2. "The Backdoor Play":  In basketball, the back door play is when a player without the ball gets behind the defense and receives a pass for an easy score. This can be executed when a defender overcommits on defense. If you are watching a team that uses this tactic, like Princeton, you'll hear lots of funny variations of "They are going for the backdoor!" Interestingly, golf has the very same fixation. In golf, the backdoor is the rearmost edge of the hole from the perspective of the player.


3. "Somehow he found a hole to get it into": Next time you are watching an NFL or NCAA football game, watch for this one. I promise the announcer will say it when the quarback zips the ball through traffic to the wide receiever.


4. "Deuce": In tennis, when the score is tied, it is called "deuce." I can't help but think of the phrase "dropping a deuce." What can you expect from a sport that calls 'zero' Love?

5. Shuttlecock: In gym class, your teacher probably called that thingy you hit in badminton a birdie. But it is also called a shuttlecock - which is why your gym teacher called it a birdie.


6. "He takes a long deuce": This phrase comes into play when a basketball player shoots a shot just inside the three point line.


7. "Sac Fly": This phrase, short for 'sacrifice fly' occurs when a baseball player's ball is caught in the outfield, but he hit it far enough to allow the man on third base to score a run. Or, given it's peculiar spelling, I suppose it could be referring to a zipper.


8. "He's Out!" and "He Struck Out": Here are two similar baseball phrases with very different meanings. In light of John Amaechi's recent revelation and the constant rumors swirling around Mike Piazza, "He's out" is either an indication that the batter has failed to reach base, or a callous move by the announcer to expose the batter's sexuality. On the other hand, "He struck out" can either refer to the batter's swinging and missing a third pitch, or his failed attempt to get a date.


9. "Good ball movement": Another basketball phrase, which congratulates a team for passing around the ball well.


10. "He pulled a groin": This phrase arises all too often in many sports. It either refers to an unfortunate injury, OR masturbation.


11. "He got him with the high hard one": Yes, I know this refers to a fastball. However, something about giving someone the high hard one reminds me of an unwanted anal intrusion.

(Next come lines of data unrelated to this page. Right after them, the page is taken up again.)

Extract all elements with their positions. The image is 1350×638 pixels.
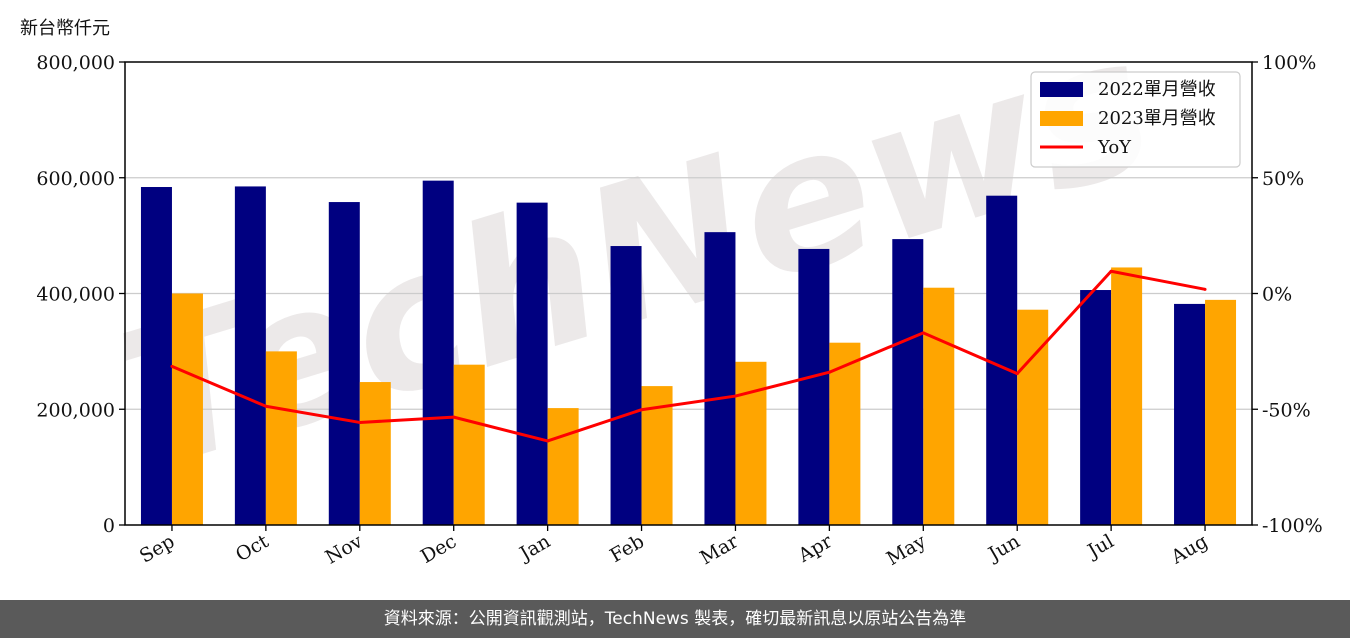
legend-item-2023-label: 2023單月營收 bbox=[1098, 108, 1216, 129]
x-tick-label-jul: Jul bbox=[1082, 530, 1117, 563]
legend-item-yoy-label: YoY bbox=[1097, 137, 1132, 158]
x-tick-label-feb: Feb bbox=[606, 530, 648, 567]
yoy-point-dec bbox=[452, 415, 456, 419]
bar-2022-dec bbox=[422, 180, 454, 526]
bars bbox=[140, 180, 1237, 526]
bar-2023-sep bbox=[171, 293, 203, 525]
y-right-tick-label: -100% bbox=[1262, 515, 1323, 537]
bar-2023-oct bbox=[265, 351, 297, 525]
bar-2023-may bbox=[923, 287, 955, 525]
y-right-tick-label: 0% bbox=[1262, 284, 1292, 306]
bar-2023-jun bbox=[1017, 309, 1049, 525]
bar-2023-dec bbox=[453, 364, 485, 525]
yoy-point-may bbox=[921, 331, 925, 335]
legend-item-2023-swatch bbox=[1040, 111, 1083, 126]
bar-2022-jun bbox=[986, 195, 1018, 525]
y-left-tick-label: 800,000 bbox=[36, 52, 115, 74]
y-right-tick-label: 100% bbox=[1262, 52, 1316, 74]
x-tick-label-jan: Jan bbox=[514, 530, 554, 566]
bar-2022-apr bbox=[798, 248, 830, 525]
legend-item-2022-swatch bbox=[1040, 82, 1083, 97]
yoy-point-sep bbox=[170, 364, 174, 368]
bar-2023-aug bbox=[1205, 299, 1237, 525]
y-right-tick-label: -50% bbox=[1262, 399, 1311, 421]
bar-2022-mar bbox=[704, 232, 736, 525]
x-tick-label-dec: Dec bbox=[417, 530, 460, 568]
bar-2022-nov bbox=[328, 202, 360, 525]
bar-2023-mar bbox=[735, 361, 767, 525]
bar-2022-sep bbox=[140, 187, 172, 525]
yoy-point-jul bbox=[1109, 269, 1113, 273]
x-tick-label-sep: Sep bbox=[136, 530, 179, 567]
x-tick-label-apr: Apr bbox=[794, 530, 837, 567]
yoy-point-feb bbox=[640, 408, 644, 412]
x-tick-label-aug: Aug bbox=[1167, 530, 1212, 569]
yoy-line-layer bbox=[170, 269, 1207, 443]
x-tick-label-mar: Mar bbox=[696, 530, 742, 569]
x-tick-label-oct: Oct bbox=[232, 530, 273, 566]
y-axis-unit-label: 新台幣仟元 bbox=[20, 18, 110, 39]
bar-2022-jan bbox=[516, 202, 548, 526]
y-left-tick-label: 0 bbox=[103, 515, 115, 537]
bar-2022-may bbox=[892, 239, 924, 525]
bar-2022-oct bbox=[234, 186, 266, 525]
x-tick-label-nov: Nov bbox=[322, 530, 367, 569]
y-right-tick-label: 50% bbox=[1262, 168, 1304, 190]
yoy-point-apr bbox=[827, 370, 831, 374]
x-tick-label-jun: Jun bbox=[983, 530, 1024, 566]
revenue-chart: TechNews 0200,000400,000600,000800,000-1… bbox=[36, 0, 1323, 570]
legend-item-2022-label: 2022單月營收 bbox=[1098, 79, 1216, 100]
yoy-line bbox=[171, 269, 1206, 443]
bar-2022-aug bbox=[1174, 303, 1206, 525]
bar-2023-apr bbox=[829, 342, 861, 525]
yoy-point-aug bbox=[1203, 287, 1207, 291]
legend: 2022單月營收 2023單月營收 YoY bbox=[1030, 71, 1241, 168]
yoy-point-mar bbox=[733, 394, 737, 398]
y-left-tick-label: 600,000 bbox=[36, 168, 115, 190]
footer-source-note: 資料來源：公開資訊觀測站，TechNews 製表，確切最新訊息以原站公告為準 bbox=[0, 600, 1350, 638]
y-left-tick-label: 400,000 bbox=[36, 284, 115, 306]
bar-2023-jan bbox=[547, 408, 579, 525]
yoy-point-jun bbox=[1015, 372, 1019, 376]
yoy-point-oct bbox=[264, 404, 268, 408]
bar-2023-nov bbox=[359, 382, 391, 525]
gridlines bbox=[125, 177, 1252, 410]
bar-2022-jul bbox=[1080, 290, 1112, 525]
legend-box bbox=[1030, 71, 1241, 168]
yoy-point-nov bbox=[358, 420, 362, 424]
y-left-tick-label: 200,000 bbox=[36, 399, 115, 421]
bar-2022-feb bbox=[610, 246, 642, 526]
x-tick-label-may: May bbox=[883, 530, 930, 570]
yoy-point-jan bbox=[546, 439, 550, 443]
bar-2023-jul bbox=[1111, 267, 1143, 525]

12. "Sack Master": This honor is bestowed upon a football defender who is adept at getting to the quarterback. But if you forget you are talking about the NFL, you'd have to wonder what it means to be master of your sac. In baseball, the danger is even greater, as players can "hit a sac fly."

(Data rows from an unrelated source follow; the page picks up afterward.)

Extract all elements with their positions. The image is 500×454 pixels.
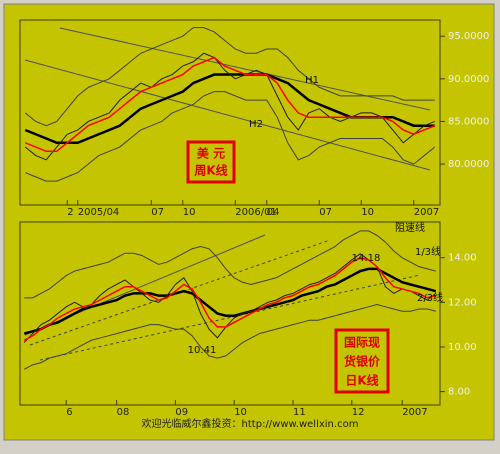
series-line [23,256,436,341]
series-line [24,27,435,127]
x-tick-label: 04 [267,207,280,218]
annotation: 1/3线 [415,245,441,258]
panel-bottom [19,221,441,406]
y-tick-label: 8.00 [448,387,470,398]
series-line [24,230,436,299]
annotation: H1 [305,75,319,86]
title-box [334,328,390,394]
x-tick-label: 2007 [414,207,439,218]
y-tick-label: 10.00 [448,342,477,353]
series-line [24,52,435,161]
annotation: H2 [249,119,263,130]
y-tick-label: 95.0000 [448,31,489,42]
chart-title: 周K线 [194,163,227,178]
series-line [23,304,436,370]
trend-line [39,274,421,361]
annotation: 2/3线 [417,291,443,304]
annotation: 阻速线 [395,221,425,234]
annotation: 10.41 [188,345,217,356]
series-line [24,56,436,153]
x-tick-label: 6 [66,407,72,418]
x-tick-label: 09 [175,407,188,418]
y-tick-label: 14.00 [448,253,477,264]
annotation: 14.18 [352,253,381,264]
chart-title: 货银价 [344,354,381,369]
x-tick-label: 11 [293,407,306,418]
title-box [186,140,236,184]
footer: 欢迎光临威尔鑫投资：http://www.wellxin.com [142,417,359,430]
x-tick-label: 07 [319,207,332,218]
y-tick-label: 12.00 [448,297,477,308]
x-tick-label: 10 [183,207,196,218]
x-tick-label: 2005/04 [78,207,120,218]
x-tick-label: 07 [151,207,164,218]
y-tick-label: 90.0000 [448,74,489,85]
x-tick-label: 2006/01 [235,207,277,218]
x-tick-label: 2 [67,207,73,218]
x-tick-label: 10 [234,407,247,418]
x-tick-label: 2007 [402,407,427,418]
series-line [25,91,436,182]
chart-title: 日K线 [345,373,378,388]
x-tick-label: 10 [361,207,374,218]
y-tick-label: 85.0000 [448,116,489,127]
chart-title: 美 元 [197,146,225,161]
series-line [23,267,437,335]
x-tick-label: 12 [352,407,365,418]
chart-title: 国际现 [344,336,380,350]
x-tick-label: 08 [117,407,130,418]
panel-top [19,19,441,206]
y-tick-label: 80.0000 [448,159,489,170]
trend-line [24,59,431,171]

13. Phil Jackson's Quote: In during the 2007-2008 season, the Lakers Coach said "We call this a 'Brokeback Mountain' game, because there's so much penetration and kickouts. It was one of those games."

14. "Ball Handling": Announcers often compliment point guards who get a lot of assists by praising their "ball handling skills." For some reason, when I think of someone 'ball handling' I am thinking masturbation. Not that there's anything wrong with that.

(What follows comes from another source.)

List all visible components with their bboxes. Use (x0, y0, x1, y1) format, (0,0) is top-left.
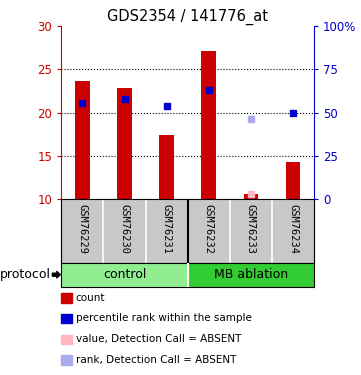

15. "That was a huge sack on the QB": In football, when a quarterback is sacked at a crucial moment, the announcer will make note of it. Or, he could be talking about the size of his package. I'm not sure.

16.  "The Jack Man...": In Nascar, the Jack Man is a member of the pit crew. He is usually only mentioned if he screws up during a pit stop. In a fraternity, the jack man is the guy who has the huge collection of porn and can't get a date. Come to think of it "The Driver is Taking a Pit Stop" could mean he is refueling and changing tires, or that he ate too much Taco Bell and needs to Drop a Deuce. See, everything IS related!

17. "He's a good distance from the hole. He better use his wood for this one": When golfers need to hit the ball a long distance, they use a 3 wood or 5 wood. And of course, their goal is to get their balls into the hole.

18. "The 69 Car": This is 100% true. In 1992, a courageous NASCAR driver named Denny Wilson got behind the wheel of the 69 car, sponsored by WIndjammer Barefoot Cruises. According to HASCAR statistics, this arrangement lasted for all of one race, in which Wilson finished 38th and won $3450 in prize money. Admittedly, I didn't watch this race. But for one glorious day, the announcers had to talk about the 69 car.